28 October 2009

la feria tristan narvaja

The expansive market I visited on Sunday, named Tristan Narvaja for the main thoroughfare the miscellaneous wares are sprawled out on, made Plaza Matriz look like K-mart.


At the entrance, I was greeted with an array of live animals for sale. At first it was mostly fish with some lizards and frogs, nothing too crazy until I saw small glass containers each with one palm-sized tarantula crawling around inside. Quickly passing the spiders, I moved on to the live poultry section in which wire cages were stacked and each stuffed with a different kind of bird ranging from chickens and geese to parrots and pigeons. The cute and cuddly section was last with tiny puppies, kittens, hamsters and other furry things. These were also spread all over the fair and it was uncommon to see a t-shirt vendor who also had bunnies for sale or a guy with scrappy little dogs crawling all over each other in the basket of his bicycle.

Beyond the petting zoo, this market had everything, and I really, actually think it was everything (except peanut butter to my dismay). This is just a small sampling of the stuff I saw there – bunk beds, toilet seats, keyboards, samurai swords, naked baby dolls, old burned and dubbed DVDs, prescription glasses, eggs, false teeth, ceiling fan blades, a big plastic hand with the middle finger sticking up, toothbrushes, giant squash, sexy nurse lingerie, lamps, giant painted glass bottles and also some regular old glass jars and bottles, herbs and spices, booze, etc.

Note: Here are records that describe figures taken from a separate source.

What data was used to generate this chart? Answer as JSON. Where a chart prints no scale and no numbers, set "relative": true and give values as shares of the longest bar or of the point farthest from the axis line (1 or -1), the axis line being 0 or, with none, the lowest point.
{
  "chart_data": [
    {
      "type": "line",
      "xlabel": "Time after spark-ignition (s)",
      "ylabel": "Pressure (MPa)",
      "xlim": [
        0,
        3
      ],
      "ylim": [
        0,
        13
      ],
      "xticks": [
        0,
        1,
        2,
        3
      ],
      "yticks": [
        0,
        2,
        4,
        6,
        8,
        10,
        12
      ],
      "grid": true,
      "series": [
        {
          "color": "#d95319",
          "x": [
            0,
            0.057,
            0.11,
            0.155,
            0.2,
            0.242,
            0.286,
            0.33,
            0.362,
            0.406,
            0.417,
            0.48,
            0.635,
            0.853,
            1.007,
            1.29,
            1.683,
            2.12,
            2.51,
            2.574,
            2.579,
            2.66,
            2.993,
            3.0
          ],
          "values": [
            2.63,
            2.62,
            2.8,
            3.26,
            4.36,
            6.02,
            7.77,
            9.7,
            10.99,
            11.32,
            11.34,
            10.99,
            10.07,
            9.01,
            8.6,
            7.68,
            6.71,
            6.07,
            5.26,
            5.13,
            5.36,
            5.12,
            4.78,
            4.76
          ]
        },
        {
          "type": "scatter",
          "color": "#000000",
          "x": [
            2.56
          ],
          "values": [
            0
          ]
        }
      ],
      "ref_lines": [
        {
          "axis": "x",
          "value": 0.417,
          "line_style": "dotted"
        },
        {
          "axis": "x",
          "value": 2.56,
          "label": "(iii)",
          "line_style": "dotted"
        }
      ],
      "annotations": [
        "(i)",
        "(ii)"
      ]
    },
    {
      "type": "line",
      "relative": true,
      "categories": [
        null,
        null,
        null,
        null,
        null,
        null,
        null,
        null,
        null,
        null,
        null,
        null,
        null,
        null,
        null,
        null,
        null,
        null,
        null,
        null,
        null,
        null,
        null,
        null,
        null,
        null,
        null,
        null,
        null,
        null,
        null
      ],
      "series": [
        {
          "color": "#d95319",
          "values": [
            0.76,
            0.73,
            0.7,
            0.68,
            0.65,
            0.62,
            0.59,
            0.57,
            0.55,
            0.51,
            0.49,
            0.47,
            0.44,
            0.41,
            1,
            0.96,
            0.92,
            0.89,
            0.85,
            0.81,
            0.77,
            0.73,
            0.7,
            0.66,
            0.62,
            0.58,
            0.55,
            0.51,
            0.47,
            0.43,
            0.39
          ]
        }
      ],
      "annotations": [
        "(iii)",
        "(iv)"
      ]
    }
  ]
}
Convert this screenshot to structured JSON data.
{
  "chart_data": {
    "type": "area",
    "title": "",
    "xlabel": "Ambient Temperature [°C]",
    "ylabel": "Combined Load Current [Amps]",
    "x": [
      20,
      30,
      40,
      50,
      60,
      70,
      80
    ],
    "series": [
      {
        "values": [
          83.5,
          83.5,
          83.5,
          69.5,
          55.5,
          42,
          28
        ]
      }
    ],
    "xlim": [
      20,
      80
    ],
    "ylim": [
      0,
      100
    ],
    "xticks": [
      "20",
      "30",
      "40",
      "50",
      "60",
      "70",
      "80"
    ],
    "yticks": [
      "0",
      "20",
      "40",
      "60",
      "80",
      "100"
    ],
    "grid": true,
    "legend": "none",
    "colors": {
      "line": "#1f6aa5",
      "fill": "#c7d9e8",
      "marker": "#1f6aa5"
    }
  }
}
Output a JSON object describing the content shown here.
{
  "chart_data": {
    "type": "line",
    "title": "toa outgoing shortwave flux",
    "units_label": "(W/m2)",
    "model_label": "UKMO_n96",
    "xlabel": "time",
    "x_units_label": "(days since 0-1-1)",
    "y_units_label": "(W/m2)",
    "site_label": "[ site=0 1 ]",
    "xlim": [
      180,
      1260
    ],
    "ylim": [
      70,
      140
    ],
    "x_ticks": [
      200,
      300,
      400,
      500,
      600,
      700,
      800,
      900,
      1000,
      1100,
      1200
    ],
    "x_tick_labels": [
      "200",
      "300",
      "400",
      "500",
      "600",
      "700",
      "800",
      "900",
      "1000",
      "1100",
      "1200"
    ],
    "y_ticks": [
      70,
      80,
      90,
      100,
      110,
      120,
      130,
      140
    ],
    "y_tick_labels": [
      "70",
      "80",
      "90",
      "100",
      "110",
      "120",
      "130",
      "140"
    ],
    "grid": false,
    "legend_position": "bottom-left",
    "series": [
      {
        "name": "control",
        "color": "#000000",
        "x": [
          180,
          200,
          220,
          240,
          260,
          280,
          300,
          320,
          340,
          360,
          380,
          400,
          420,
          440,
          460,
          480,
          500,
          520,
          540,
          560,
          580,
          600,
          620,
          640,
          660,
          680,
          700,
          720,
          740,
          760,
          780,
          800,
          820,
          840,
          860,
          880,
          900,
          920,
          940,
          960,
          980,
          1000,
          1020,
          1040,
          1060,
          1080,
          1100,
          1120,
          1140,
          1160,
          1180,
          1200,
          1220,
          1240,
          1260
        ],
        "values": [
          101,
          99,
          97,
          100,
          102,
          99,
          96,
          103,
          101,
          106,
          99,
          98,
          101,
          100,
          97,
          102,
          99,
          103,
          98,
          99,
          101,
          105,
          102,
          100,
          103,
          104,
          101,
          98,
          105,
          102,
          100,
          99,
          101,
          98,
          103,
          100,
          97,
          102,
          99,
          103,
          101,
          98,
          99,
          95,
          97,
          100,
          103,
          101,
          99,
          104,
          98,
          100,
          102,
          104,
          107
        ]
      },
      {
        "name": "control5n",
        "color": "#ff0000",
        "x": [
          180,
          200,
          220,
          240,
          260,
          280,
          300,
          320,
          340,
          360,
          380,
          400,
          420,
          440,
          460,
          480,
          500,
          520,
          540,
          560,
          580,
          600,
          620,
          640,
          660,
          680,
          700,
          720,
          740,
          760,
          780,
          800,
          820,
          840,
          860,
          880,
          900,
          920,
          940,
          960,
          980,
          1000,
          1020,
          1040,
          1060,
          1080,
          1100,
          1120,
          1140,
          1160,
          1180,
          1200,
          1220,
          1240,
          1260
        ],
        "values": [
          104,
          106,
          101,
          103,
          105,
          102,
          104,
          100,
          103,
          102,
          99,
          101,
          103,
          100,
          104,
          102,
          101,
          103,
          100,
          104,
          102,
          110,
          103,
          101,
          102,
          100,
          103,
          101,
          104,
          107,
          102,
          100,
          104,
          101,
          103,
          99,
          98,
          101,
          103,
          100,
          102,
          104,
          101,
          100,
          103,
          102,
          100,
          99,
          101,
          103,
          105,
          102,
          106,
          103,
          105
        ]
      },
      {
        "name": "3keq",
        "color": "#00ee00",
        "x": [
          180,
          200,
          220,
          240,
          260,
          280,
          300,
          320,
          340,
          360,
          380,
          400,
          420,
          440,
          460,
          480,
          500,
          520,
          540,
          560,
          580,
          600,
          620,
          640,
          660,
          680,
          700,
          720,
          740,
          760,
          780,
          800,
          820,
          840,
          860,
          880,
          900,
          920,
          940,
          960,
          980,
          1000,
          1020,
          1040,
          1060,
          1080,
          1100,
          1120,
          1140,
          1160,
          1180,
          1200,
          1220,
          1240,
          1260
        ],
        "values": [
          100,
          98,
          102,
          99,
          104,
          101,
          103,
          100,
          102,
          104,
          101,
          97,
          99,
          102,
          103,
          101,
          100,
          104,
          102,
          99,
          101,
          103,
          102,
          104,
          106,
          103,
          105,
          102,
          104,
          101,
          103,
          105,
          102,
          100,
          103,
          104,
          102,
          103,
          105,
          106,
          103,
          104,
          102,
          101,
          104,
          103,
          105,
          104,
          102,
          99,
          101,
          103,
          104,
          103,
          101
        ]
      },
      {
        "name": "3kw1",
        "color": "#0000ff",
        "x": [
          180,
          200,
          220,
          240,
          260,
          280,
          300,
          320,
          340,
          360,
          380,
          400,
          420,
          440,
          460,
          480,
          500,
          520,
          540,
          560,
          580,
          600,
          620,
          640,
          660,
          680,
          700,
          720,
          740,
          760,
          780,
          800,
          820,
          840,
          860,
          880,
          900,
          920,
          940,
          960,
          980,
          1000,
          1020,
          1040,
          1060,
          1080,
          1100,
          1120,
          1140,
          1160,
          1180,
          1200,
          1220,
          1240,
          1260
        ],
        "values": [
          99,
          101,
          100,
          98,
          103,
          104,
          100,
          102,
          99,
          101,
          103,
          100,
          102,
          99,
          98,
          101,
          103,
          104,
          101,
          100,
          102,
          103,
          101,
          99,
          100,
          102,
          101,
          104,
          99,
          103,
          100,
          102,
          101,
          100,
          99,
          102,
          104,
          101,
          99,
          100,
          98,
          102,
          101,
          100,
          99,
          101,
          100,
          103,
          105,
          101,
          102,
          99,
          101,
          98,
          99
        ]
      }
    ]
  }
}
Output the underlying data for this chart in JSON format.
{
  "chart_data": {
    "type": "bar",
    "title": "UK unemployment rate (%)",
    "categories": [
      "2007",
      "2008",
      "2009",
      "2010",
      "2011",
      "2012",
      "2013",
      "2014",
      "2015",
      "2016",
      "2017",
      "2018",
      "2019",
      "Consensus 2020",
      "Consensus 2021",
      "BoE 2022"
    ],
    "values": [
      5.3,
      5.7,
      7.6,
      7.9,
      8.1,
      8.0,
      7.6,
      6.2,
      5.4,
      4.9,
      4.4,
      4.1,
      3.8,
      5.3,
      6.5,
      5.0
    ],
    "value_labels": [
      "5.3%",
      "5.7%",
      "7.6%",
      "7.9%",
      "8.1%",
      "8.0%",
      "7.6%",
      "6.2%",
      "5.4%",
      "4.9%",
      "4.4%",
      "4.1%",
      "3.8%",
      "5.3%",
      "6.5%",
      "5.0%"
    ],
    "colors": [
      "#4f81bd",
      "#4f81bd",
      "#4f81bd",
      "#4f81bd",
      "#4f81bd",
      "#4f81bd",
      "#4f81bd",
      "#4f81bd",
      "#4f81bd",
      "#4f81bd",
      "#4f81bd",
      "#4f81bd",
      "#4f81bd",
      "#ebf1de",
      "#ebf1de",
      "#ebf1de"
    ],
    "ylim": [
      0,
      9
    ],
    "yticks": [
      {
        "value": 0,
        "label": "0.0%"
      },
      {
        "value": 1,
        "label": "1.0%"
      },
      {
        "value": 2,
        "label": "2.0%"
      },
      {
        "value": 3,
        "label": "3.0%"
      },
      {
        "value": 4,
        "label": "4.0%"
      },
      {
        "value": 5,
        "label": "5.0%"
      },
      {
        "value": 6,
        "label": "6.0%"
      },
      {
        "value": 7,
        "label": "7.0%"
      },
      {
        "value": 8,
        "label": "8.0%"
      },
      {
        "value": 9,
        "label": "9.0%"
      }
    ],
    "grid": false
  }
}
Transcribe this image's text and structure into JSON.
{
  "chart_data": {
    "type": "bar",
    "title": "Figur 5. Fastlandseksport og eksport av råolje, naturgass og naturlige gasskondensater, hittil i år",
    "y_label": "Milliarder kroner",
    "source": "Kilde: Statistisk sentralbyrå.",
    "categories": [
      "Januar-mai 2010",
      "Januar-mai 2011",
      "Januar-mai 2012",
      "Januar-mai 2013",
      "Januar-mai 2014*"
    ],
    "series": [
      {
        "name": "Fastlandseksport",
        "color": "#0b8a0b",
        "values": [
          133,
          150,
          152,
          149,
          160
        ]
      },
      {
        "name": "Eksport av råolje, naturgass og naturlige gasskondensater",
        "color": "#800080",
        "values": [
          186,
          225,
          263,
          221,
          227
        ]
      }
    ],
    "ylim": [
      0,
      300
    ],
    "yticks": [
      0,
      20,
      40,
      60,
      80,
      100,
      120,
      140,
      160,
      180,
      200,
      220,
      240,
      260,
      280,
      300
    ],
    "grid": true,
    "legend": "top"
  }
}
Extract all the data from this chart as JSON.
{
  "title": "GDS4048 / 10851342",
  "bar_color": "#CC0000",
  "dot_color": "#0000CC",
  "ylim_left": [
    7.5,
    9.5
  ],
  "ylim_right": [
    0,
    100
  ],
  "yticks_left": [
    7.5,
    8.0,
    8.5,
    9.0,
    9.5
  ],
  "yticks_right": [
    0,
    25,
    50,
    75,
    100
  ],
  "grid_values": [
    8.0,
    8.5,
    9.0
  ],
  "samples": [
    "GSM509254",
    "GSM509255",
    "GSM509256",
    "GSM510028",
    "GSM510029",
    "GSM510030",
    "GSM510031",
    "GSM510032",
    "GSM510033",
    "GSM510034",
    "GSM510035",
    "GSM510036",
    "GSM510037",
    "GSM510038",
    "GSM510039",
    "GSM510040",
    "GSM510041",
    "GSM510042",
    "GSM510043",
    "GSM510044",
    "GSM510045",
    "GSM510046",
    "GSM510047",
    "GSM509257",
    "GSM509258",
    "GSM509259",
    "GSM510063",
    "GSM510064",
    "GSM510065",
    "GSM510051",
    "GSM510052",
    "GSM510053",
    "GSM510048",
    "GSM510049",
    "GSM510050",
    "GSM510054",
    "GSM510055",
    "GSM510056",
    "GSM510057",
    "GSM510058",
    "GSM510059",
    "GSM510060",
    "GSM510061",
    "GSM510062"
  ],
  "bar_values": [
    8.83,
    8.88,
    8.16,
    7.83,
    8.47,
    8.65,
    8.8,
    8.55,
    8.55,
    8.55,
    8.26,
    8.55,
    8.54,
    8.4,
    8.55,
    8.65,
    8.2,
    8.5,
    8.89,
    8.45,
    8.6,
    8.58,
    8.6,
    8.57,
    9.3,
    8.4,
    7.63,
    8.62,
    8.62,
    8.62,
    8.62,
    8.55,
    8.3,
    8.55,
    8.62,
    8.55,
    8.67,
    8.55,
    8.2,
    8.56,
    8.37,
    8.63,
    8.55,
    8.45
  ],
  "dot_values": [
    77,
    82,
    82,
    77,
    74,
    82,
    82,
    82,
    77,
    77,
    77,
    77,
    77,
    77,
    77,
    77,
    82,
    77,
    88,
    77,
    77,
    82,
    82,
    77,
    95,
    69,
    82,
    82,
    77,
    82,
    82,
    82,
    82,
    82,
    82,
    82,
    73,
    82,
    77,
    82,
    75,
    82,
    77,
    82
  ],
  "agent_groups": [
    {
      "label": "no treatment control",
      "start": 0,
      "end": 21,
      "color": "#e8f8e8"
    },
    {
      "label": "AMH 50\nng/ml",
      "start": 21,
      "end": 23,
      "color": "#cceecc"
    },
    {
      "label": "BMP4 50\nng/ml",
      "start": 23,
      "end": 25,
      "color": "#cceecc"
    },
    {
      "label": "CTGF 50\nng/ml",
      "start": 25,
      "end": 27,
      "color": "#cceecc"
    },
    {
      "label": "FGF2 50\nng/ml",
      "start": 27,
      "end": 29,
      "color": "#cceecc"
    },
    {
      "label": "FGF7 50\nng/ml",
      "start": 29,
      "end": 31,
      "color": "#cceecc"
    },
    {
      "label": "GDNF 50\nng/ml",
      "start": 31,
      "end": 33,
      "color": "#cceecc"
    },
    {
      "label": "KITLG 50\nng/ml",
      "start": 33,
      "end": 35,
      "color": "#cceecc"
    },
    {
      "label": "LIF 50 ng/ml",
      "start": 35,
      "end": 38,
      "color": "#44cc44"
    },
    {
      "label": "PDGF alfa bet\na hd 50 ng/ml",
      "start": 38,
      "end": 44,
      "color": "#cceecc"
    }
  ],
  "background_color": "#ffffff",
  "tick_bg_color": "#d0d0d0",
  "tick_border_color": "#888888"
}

This stuff, including parts of mannequins (sex dolls) was laid out on the street right in front of a junkyard. This, and a lot of other crap I saw, makes me think that some of the vendors are dumpster divers and make their living selling back to us all the stuff we throw away.

If I were living here, I think I could have decorated an entire house with one trip to Tristan Narvaja. But I’m not and I can’t afford to fill up what little free space I have in my suitcase so early on in my trip, so I ate my way through TN. Oh yeah, and I bargained for a red Budweiser King of Beers fanny-pack.